The men and the women in those communities have forgotten the struggle of these girls who went to work as domestics mostly in the Middle East, they don’t talk of how they live alone in London, together, away from husbands and children in some cases. They just bless these girls for helping them survive a pandemic they often did not even understand the scale of.

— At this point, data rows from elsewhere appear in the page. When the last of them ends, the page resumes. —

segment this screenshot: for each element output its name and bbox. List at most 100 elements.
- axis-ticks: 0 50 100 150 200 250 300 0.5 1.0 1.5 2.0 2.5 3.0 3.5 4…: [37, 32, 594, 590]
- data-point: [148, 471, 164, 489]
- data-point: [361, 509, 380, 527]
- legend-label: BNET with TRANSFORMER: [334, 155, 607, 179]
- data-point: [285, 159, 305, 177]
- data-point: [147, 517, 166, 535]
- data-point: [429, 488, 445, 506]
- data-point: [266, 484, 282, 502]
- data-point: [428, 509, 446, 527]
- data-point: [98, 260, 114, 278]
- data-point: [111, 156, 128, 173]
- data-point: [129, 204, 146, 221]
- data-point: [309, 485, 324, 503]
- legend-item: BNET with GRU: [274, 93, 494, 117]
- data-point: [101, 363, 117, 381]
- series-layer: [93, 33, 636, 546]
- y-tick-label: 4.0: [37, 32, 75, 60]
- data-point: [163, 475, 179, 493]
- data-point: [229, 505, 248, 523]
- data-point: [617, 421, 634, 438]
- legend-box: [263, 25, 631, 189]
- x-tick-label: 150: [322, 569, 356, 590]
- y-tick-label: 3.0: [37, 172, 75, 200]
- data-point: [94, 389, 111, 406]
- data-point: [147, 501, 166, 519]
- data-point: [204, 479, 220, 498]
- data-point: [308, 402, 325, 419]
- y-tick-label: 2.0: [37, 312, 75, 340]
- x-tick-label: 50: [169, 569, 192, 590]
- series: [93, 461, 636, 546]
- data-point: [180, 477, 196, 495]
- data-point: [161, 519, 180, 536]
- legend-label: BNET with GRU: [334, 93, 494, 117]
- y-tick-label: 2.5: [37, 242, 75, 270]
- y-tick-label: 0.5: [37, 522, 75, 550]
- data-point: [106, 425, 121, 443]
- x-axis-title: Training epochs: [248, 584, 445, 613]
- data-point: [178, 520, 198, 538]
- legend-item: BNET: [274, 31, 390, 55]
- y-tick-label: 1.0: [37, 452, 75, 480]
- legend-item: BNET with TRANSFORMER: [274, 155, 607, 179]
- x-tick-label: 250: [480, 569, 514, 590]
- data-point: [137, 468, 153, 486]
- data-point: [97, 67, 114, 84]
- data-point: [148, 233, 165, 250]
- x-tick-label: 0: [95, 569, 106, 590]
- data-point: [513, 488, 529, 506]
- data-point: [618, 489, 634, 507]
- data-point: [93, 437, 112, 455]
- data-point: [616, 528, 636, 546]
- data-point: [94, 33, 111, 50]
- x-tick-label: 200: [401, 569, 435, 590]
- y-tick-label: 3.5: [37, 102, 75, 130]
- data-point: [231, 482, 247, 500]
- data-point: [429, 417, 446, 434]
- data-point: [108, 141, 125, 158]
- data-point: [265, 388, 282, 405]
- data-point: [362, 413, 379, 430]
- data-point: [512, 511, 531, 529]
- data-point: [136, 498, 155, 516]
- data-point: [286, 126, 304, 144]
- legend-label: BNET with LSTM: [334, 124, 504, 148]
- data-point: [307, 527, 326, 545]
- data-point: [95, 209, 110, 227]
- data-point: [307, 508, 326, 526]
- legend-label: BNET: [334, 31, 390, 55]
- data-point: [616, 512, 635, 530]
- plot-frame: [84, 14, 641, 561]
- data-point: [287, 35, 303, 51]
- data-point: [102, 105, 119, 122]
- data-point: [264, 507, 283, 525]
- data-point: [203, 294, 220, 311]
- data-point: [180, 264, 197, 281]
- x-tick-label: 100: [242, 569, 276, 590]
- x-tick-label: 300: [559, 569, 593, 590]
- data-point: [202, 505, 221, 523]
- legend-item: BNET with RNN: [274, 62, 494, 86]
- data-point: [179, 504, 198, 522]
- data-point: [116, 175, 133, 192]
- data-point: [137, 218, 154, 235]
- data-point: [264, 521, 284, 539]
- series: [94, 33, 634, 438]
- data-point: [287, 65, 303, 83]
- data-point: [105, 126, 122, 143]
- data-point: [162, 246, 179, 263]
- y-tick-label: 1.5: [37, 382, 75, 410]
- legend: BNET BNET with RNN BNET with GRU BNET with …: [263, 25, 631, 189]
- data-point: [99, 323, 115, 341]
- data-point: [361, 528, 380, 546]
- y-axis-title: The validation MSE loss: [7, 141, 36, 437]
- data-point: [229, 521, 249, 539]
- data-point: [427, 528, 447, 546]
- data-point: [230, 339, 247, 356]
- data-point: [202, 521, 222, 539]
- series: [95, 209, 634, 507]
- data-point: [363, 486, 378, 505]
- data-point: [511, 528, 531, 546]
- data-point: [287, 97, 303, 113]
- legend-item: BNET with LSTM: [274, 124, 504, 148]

How the Vadapau liberated this girl
Because Asma believes in diversity as the key to peace, her food constantly relates that story. From luchi to biryani to phuchka, she has guests flying in from Europe, US and the Far East. Celebrities like Paul Rudd and our very own Anil Kapoor are repeat customers.
Recently one of her girls made Vadapau for Asma. A surprised Asma asked her why she had not mentioned this before. The girl narrated her story. Back home in India, her mother would make Vadapau for her father to go and sell in the market; she as a teenager would help her mother. Every day, her father would sell the Vadapau, get drunk with the money, come home and beat his wife and daughter, who remained hungry. She had always wanted to forget that nightmarish experience. Now, after so many years, she felt she had to contribute what her mother had taught her. The Vadapau. She said, “Didi, I have forgiven my father; today, after making the Vadapau I feel better.”
Asma added Vadapau, a Mumbai speciality, to her Kolkata menu. “See, food liberated this girl. That’s what keeps me going; I can now go on fighting, just for these girls,” she said.
Asma’s story is about winning
Asma was in Kolkata to shoot for Yes Chef; she can never forget her roots, she says. She was busy the last few days showcasing Kolkata in a positive light, sharing her favourite recipes on international television.
Kolkata is a foodie’s paradise where zamindari Bengali delicacies are as popular as Chinese food because of a vibrant Chinatown (Tangra) and the queen of dishes (the biryani) is Mughlai thanks to the erstwhile Nawab of Lucknow (Wajid Ali Shah) having relocated to Bengal many years ago. It was this infusion of various strains in Kolkata that Asma popularised in London, first with her Supper Club, followed by her restaurant Darjeeling Express.
End of the month, her second book will be out, dedicated to her mother (titled AMMU), who taught her the soul of food.
Asma’s story is not about food only, it is about the constant struggle of women, it is about beating the odds, it is about women supporting women, it is about winning, because women are not a minority.